You have that fair brochure in your hand and you attempt some kind of methodical row-by-row recon. You will see it all. One third of the way through, you stop for an overpriced drink and panini. Halfway through, you start to fade. Your feet hurt and you can’t see anything anymore. It’s just a blur of color and signs and nervous well-dressed art dealers playing it cool though they just spent fifty thousand for those few square meters and that long, long weekend. Tired, wasted, hungover, exhausted, punch-drunk from all the images and objects, conceptual paintings and performative objects, modified documentation in posthumous editions and signed photocopy artworks. You make a dead run for a few final highlights, things people said you must see before you leave, old friends who wouldn’t forgive you for not making an effort to see the things they crossed an ocean to show.
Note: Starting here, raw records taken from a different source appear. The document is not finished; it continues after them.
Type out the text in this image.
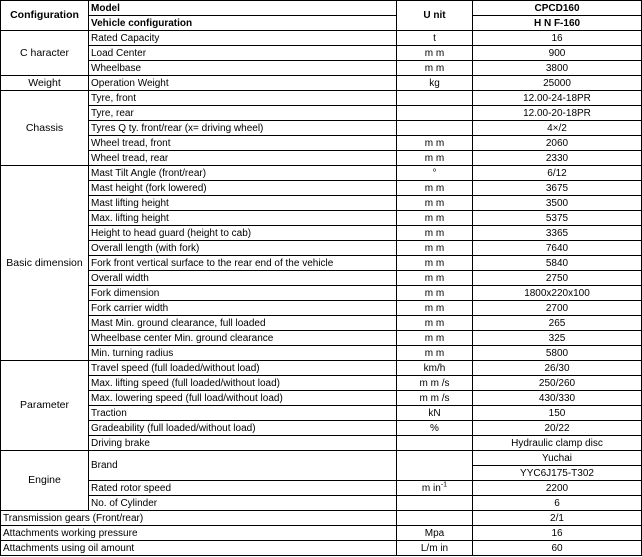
Configuration	Model	U nit	CPCD160
	Vehicle configuration		H N F-160
C haracter	Rated Capacity	t	16
	Load Center	m m	900
	Wheelbase	m m	3800
Weight	Operation Weight	kg	25000
Chassis	Tyre, front		12.00-24-18PR
	Tyre, rear		12.00-20-18PR
	Tyres Q ty. front/rear (x= driving wheel)		4×/2
	Wheel tread, front	m m	2060
	Wheel tread, rear	m m	2330
Basic dimension	Mast Tilt Angle (front/rear)	°	6/12
	Mast height (fork lowered)	m m	3675
	Mast lifting height	m m	3500
	Max. lifting height	m m	5375
	Height to head guard (height to cab)	m m	3365
	Overall length (with fork)	m m	7640
	Fork front vertical surface to the rear end of the vehicle	m m	5840
	Overall width	m m	2750
	Fork dimension	m m	1800x220x100
	Fork carrier width	m m	2700
	Mast Min. ground clearance, full loaded	m m	265
	Wheelbase center Min. ground clearance	m m	325
	Min. turning radius	m m	5800
Parameter	Travel speed (full loaded/without load)	km/h	26/30
	Max. lifting speed (full loaded/without load)	m m /s	250/260
	Max. lowering speed (full load/without load)	m m /s	430/330
	Traction	kN	150
	Gradeability (full loaded/without load)	%	20/22
	Driving brake		Hydraulic clamp disc
Engine	Brand		Yuchai
			YYC6J175-T302
	Rated rotor speed	m $in^{-1}$	2200
	No. of Cylinder		6
Transmission gears (Front/rear)			2/1
Attachments working pressure		Mpa	16
Attachments using oil amount		L/m in	60
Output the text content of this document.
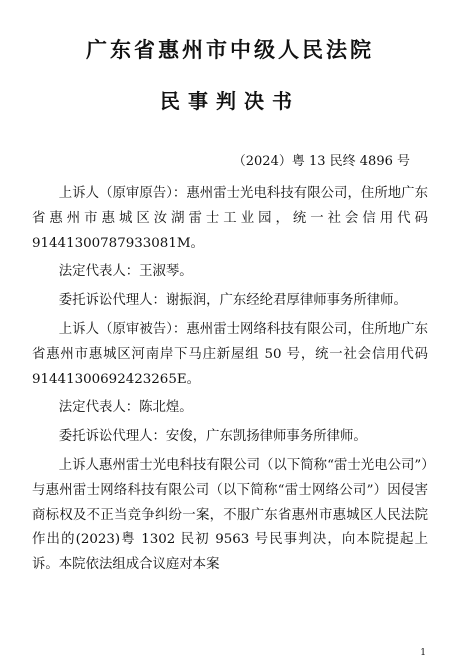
广东省惠州市中级人民法院
民事判决书
（2024）粤 13 民终 4896 号

上诉人（原审原告）：惠州雷士光电科技有限公司，住所地广东省惠州市惠城区汝湖雷士工业园，统一社会信用代码 91441300787933081M。

法定代表人：王淑琴。

委托诉讼代理人：谢振润，广东经纶君厚律师事务所律师。

上诉人（原审被告）：惠州雷士网络科技有限公司，住所地广东省惠州市惠城区河南岸下马庄新屋组 50 号，统一社会信用代码 91441300692423265E。

法定代表人：陈北煌。

委托诉讼代理人：安俊，广东凯扬律师事务所律师。

上诉人惠州雷士光电科技有限公司（以下简称“雷士光电公司”）与惠州雷士网络科技有限公司（以下简称“雷士网络公司”）因侵害商标权及不正当竞争纠纷一案，不服广东省惠州市惠城区人民法院作出的(2023)粤 1302 民初 9563 号民事判决，向本院提起上诉。本院依法组成合议庭对本案

1
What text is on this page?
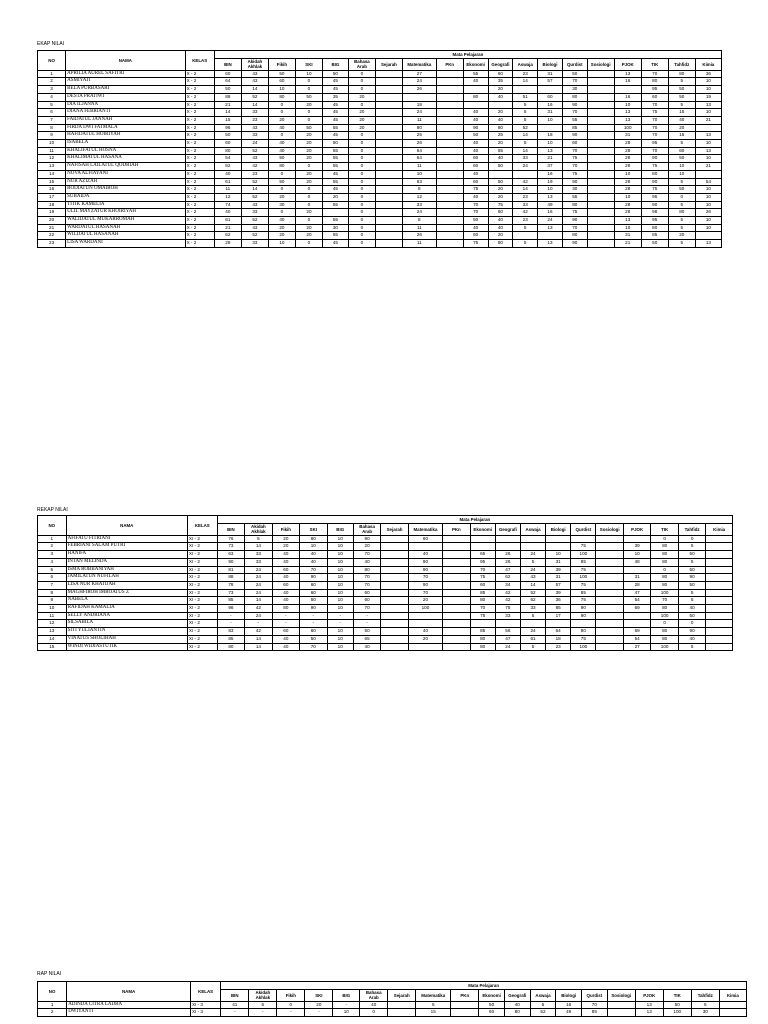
EKAP NILAI
NO	NAMA	KELAS	Mata Pelajaran																		
			BIN	Akidah Akhlak	Fikih	SKI	BIG	Bahasa Arab	Sejarah	Matematika	PKn	Ekonomi	Geografi	Aswaja	Biologi	Qurdist	Sosiologi	PJOK	TIK	Tahfidz	Kimia
1	APRILIA AUREL SAFITRI	X - 2	60	43	50	10	50	0		27		55	60	23	31	50		13	70	80	36
2	ASMIYATI	X - 2	64	43	60	0	45	0		24		40	35	14	57	70		16	80	5	10
3	BELA PURBASARI	X - 2	50	14	10	0	45	0		26			20			30			95	50	10
4	DESTA PRATIWI	X - 2	88	52	80	50	35	20				80	40	51	60	80		16	60	50	19
5	DIA ILJANNA	X - 2	21	14	0	20	45	0		18				5	16	90		10	70	5	13
6	DIANA FEBRIANTI	X - 2	14	33	0	0	45	20		24		40	20	5	31	70		13	75	15	10
7	FAIDATUL JANNAH	X - 2	15	23	20	0	45	20		11		40	40	5	10	55		13	70	40	21
8	FIRDA DWI FATMALA	X - 2	96	43	40	50	55	20		90		90	80	52		85		100	70	20	
9	HAFIDATUL HOIRIYAH	X - 2	50	33	0	20	45	0		25		50	25	14	18	90		31	70	15	13
10	ISABELA	X - 2	60	24	40	20	50	0		26		40	20	5	10	60		28	95	5	10
11	KHALIFATUL HOSNA	X - 2	80	52	40	20	55	0		64		40	65	14	13	70		28	70	60	13
12	KHALIMATUL HASANA	X - 2	54	43	50	20	55	0		64		60	40	33	21	75		28	90	50	10
13	NAFISAH LAILATUL QODRIAH	X - 2	82	42	80	0	55	0		11		60	50	24	37	70		28	75	10	21
14	NOVA ALFIAYANI	X - 2	40	23	0	20	45	0		10		40			16	75		10	80	10	
15	NUR AZIZAH	X - 2	61	52	50	20	55	0		63		60	50	42	19	90		28	90	5	54
16	RODIATUN OMAIROH	X - 2	11	14	0	0	45	0		8		75	20	14	10	30		28	75	50	10
17	SUBAIDA	X - 2	12	52	20	0	20	0		12		40	20	23	13	55		10	95	0	10
18	TITIK KAMELIA	X - 2	74	43	30	0	55	0		33		70	75	33	49	80		28	90	5	10
19	ULIL MAYZATUR KHOIRIYAH	X - 2	40	33	0	20		0		24		70	60	42	16	75		28	98	80	26
20	WALIDATUL MUKARROMAH	X - 2	61	52	40	0	55	0		8		50	40	23	24	90		13	95	5	10
21	WARDATUL HASANAH	X - 2	21	43	20	20	30	0		11		40	40	5	13	70		10	80	5	10
22	WILDATUL HASANAH	X - 2	62	52	20	20	55	0		26		60	20			80		31	85	20	
23	LISA WARDANI	X - 2	28	33	10	0	45	0		11		75	80	5	13	90		21	50	5	13
REKAP NILAI
NO	NAMA	KELAS	Mata Pelajaran																		
			BIN	Akidah Akhlak	Fikih	SKI	BIG	Bahasa Arab	Sejarah	Matematika	PKn	Ekonomi	Geografi	Aswaja	Biologi	Qurdist	Sosiologi	PJOK	TIK	Tahfidz	Kimia
1	AFIFATU FITRIANI	XI - 2	76	5	20	80	10	90		60									0	0	
2	FEBRIANI SALAM PUTRI	XI - 2	73	14	20	10	10	20								75		39	80	5	
3	HANIFA	XI - 2	63	33	40	40	10	70		40		65	26	24	10	100		10	80	50	
4	INTAN MELINDA	XI - 2	90	33	40	40	10	40		90		95	26	5	31	85		48	80	5	
5	ISMA ROBBANIYAH	XI - 2	81	24	60	70	10	80		90		70	47	24	39	75			0	50	
6	JAMILATUN NUFILAH	XI - 2	88	24	40	90	10	70		70		75	62	43	31	100		31	80	90	
7	LISA NUR KHATIJAH	XI - 2	78	24	60	60	10	70		90		60	34	14	57	75		28	80	50	
8	MAGHFIROH IMROATUS Z	XI - 2	73	24	40	60	10	60		70		85	42	52	39	85		47	100	5	
9	NABELA	XI - 2	85	14	40	50	10	60		20		80	42	62	36	75		54	70	5	
10	RAFIDAH KAMALIA	XI - 2	98	42	80	90	10	70		100		70	75	33	85	90		69	80	40	
11	SELLY ANDRIANA	XI - 2	-	24	-	-	-	-				75	33	5	17	90			100	50	
12	SILSABILA	XI - 2	-	-	-	-	-	-											0	0	
13	SITI YULIANTIN	XI - 2	83	42	60	60	10	50		40		85	56	24	64	80		69	80	90	
14	VINATUS SHOLIHAH	XI - 2	85	14	40	50	10	65		20		80	47	61	18	75		54	80	40	
15	WINDI WIDIASTUTIK	XI - 2	80	14	40	70	10	40				80	24	5	23	100		27	100	5	
RAP NILAI
NO	NAMA	KELAS	Mata Pelajaran																		
			BIN	Akidah Akhlak	Fikih	SKI	BIG	Bahasa Arab	Sejarah	Matematika	PKn	Ekonomi	Geografi	Aswaja	Biologi	Qurdist	Sosiologi	PJOK	TIK	Tahfidz	Kimia
1	ADINDA CITRA LADRA	XI - 3	41	5	0	20	-	40		5		50	40	5	16	70		13	50	5	
2	DWIYANTI	XI - 3	-	-	-	-	10	0		15		60	80	52	49	85		13	100	30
The pro curators spend ten seconds at every booth, asking just a question or two before rushing to the next, barely breaking pace. The more laid-back ones, the old hands, don’t pretend they’ll see anything. They just do a brief round of the solo projects and then go say hi to a few far-flung associates. But this is how the wise ones do it, and it takes years of research and self-restraint.
You lack these things so despite good advice you still run yourself ragged trying to see everything, go everywhere. Wandering those long boothy aisles, you lose your place, and your carefully annotated brochure. You’re adrift. Is it dinner? You forgot to eat. And so you just give in, relenting to the tides of energy around you. You give in to whatever anyone tells you at some point and end up drinking tequila watching the sunrise. You may or may not be wearing your clothes.
Getting on the plane, you’re only half glad you took photos of things you saw and wished to remember. It’s there in your phone but you wish the experience had just been enough, that the artwork left some lasting impression on you, a real and deep memory, enough that you wouldn’t need a snapshot. But it’s only a blur of impressions, too scattered to inspire, too foggy to enlighten. The manic lingers. Perhaps that’s just enough.